Breathtaking photos of rare snow in the Sahara Desert were captured by amateur photographer Karim Bouchetata in Ain Sefra, Algeria, on December 19. According to the Telegraph, Monday’s unusual occurrence was the first time the region had seen snow in 37 years.
“Reports suggest it is only the second time in living memory snow has fallen in one of the most hostile environments on Earth. The last time snow was reportedly seen in Ain Sefra, known as ‘The Gateway to the Desert’, where the Atla mountains meet the Sahara Desert, was on February 18, 1979, when the snow storm lasted just half an hour.”
Bouchetata described the shocked general reaction to the snow in the Sahara Desert, and then explained that the weather phenomena was also very short-lived. Although it seems like a white Christmas in Ain Sefra is still out of the question this year, the locals were nonetheless delighted with the briefly frozen landscape.
“Everyone was stunned to see snow falling in the desert; it is such a rare occurrence. It looked amazing as the snow settled on the sand and made a great set of photos. The snow stayed for about a day and has now melted away.”
First snowfall in the Sahara in 40 years https://t.co/kZi7obkBcr
— Yettio Travel Mag (@YettioTravelMag) December 21, 2016
The Sahara Desert stretches across most of North Africa, and boasts a population density of less than one person per square mile. Half of the desert receives less than an inch of rainfall every year, and rest gets only slightly more than that, with four inches of rain considered to be quite a windfall. Although it is now very arid, it was once lush, green, and heavily populated, and the area enjoyed very heavy rain from the oceanic winds. The transformation into a dry, hot desert occurred around 3,500 BCE. The desert encompasses approximately 6.6 million square miles, and is the largest hot desert in the world, with snow in the Sahara being an exceedingly rare event.
The stunning photos of the recent flurries show reddish-orange sand dunes dusted with a layer of white snow, a color combination that seemed to remind many commenters on reddit of various frozen desserts.

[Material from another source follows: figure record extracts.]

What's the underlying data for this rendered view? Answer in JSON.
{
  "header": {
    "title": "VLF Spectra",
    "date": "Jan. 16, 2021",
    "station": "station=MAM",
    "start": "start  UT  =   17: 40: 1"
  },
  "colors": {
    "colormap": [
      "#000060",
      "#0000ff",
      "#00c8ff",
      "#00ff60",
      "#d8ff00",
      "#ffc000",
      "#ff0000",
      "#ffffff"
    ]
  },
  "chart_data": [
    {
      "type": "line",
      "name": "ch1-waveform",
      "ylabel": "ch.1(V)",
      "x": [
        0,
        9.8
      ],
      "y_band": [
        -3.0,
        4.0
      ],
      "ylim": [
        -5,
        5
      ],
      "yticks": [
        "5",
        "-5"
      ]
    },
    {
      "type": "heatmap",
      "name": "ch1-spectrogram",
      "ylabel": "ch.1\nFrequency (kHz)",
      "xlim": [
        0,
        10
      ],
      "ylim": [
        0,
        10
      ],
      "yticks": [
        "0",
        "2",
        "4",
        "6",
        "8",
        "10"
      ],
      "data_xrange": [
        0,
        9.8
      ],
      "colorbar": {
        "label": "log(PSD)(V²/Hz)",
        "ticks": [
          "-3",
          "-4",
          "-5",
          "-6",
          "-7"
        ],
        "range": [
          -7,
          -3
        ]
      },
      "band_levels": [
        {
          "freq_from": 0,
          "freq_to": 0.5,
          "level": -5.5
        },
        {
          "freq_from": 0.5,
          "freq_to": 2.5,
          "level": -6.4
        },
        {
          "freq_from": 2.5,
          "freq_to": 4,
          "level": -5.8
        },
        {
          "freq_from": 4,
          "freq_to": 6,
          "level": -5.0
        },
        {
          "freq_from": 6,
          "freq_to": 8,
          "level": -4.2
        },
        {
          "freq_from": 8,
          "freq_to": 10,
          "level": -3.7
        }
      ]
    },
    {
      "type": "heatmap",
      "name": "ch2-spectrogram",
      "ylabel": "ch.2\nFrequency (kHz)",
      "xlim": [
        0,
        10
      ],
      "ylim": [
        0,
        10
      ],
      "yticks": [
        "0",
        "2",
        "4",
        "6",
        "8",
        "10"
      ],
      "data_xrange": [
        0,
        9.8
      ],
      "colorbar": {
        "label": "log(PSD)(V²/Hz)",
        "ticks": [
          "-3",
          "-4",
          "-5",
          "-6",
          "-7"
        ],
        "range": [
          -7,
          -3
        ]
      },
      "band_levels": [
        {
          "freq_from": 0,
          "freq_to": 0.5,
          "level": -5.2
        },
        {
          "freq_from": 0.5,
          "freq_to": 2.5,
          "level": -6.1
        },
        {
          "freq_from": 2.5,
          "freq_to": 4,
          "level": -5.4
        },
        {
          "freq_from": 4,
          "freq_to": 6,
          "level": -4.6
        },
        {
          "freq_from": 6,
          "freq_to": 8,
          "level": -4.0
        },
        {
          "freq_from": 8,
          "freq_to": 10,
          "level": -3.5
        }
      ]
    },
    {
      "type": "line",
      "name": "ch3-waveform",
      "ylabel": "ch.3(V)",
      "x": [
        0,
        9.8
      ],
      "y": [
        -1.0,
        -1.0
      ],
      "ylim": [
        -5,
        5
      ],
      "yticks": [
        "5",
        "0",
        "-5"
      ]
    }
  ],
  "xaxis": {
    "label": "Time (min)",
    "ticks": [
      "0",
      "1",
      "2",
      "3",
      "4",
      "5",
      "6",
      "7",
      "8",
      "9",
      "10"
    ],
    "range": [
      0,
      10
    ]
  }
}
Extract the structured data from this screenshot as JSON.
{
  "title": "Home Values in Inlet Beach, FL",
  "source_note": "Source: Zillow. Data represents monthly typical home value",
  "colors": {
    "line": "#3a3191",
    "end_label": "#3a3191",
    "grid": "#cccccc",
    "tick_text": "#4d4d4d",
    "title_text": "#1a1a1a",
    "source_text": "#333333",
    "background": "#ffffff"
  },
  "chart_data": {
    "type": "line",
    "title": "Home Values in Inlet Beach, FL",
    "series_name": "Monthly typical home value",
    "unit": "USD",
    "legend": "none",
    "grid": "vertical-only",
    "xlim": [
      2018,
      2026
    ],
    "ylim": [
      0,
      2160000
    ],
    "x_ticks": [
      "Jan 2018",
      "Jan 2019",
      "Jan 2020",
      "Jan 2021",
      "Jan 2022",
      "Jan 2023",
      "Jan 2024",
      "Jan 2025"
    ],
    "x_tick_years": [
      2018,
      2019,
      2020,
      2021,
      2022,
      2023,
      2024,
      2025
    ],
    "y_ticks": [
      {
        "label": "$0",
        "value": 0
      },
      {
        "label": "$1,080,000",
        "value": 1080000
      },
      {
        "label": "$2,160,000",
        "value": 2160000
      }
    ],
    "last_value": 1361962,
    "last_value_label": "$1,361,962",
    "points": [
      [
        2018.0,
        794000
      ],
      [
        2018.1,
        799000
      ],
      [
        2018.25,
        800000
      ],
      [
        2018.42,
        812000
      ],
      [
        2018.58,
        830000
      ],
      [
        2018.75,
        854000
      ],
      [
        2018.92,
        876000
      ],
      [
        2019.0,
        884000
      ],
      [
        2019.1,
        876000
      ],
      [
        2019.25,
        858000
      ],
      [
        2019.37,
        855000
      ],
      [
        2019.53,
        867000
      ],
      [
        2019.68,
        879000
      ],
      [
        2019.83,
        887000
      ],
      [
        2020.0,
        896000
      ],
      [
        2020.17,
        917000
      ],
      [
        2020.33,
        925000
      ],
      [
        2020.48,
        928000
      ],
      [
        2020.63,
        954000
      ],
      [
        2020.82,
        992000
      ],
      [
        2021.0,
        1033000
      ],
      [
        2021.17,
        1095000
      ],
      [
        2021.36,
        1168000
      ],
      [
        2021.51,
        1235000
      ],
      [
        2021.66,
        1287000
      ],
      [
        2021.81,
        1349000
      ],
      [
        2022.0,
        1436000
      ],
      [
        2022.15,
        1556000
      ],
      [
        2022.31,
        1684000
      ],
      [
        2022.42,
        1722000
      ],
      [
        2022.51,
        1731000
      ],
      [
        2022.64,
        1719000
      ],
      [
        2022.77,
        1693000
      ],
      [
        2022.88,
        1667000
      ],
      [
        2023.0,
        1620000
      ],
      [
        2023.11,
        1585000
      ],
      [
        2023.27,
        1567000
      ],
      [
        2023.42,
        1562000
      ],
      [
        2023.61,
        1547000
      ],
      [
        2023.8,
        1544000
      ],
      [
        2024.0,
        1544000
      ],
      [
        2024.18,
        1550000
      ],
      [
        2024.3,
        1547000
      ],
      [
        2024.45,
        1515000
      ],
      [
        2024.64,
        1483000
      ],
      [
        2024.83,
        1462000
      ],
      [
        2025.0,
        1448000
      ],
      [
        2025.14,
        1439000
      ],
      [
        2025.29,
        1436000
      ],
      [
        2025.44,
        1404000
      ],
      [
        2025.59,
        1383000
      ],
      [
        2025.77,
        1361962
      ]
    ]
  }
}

The ephemeral event was reminiscent of the last time snow fell in the Sahara. According to the Independent, in February 1979, a mild snowstorm also briefly materialized and stopped traffic for about 30 minutes.
— SkymetWeather (@SkymetWeather) December 21, 2016
Known as “The Gateway to the Desert,” Ain Safra has average summer temperatures of about 98F, with highs reaching 122F, but has seen record lows in the winter months drop to 13F. The town is approximately 1,078 meters above sea level, and is located near the Atlas Mountains. While the region does get cold, snow in the Sahara is still extremely rare because of the dryness of the air.
The amazing photographs of snow in the Sahara are so beautifully unreal, the popular myth-debunking site, Snopes, was forced to issue a verdict earlier this afternoon, labeling the unbelievably bizarre weather account as “True.”
Somewhat predictably, the desert snowfall has caused a slew of social media commentary claiming that this event proves global warming is a hoax. However, according to NASA, nearly all climate scientists agree that man-made climate change is currently threatening the planet.
“Multiple studies published in peer-reviewed scientific journals show that 97 percent or more of actively publishing climate scientists agree: Climate-warming trends over the past century are extremely likely due to human activities. In addition, most of the leading scientific organizations worldwide have issued public statements endorsing this position.”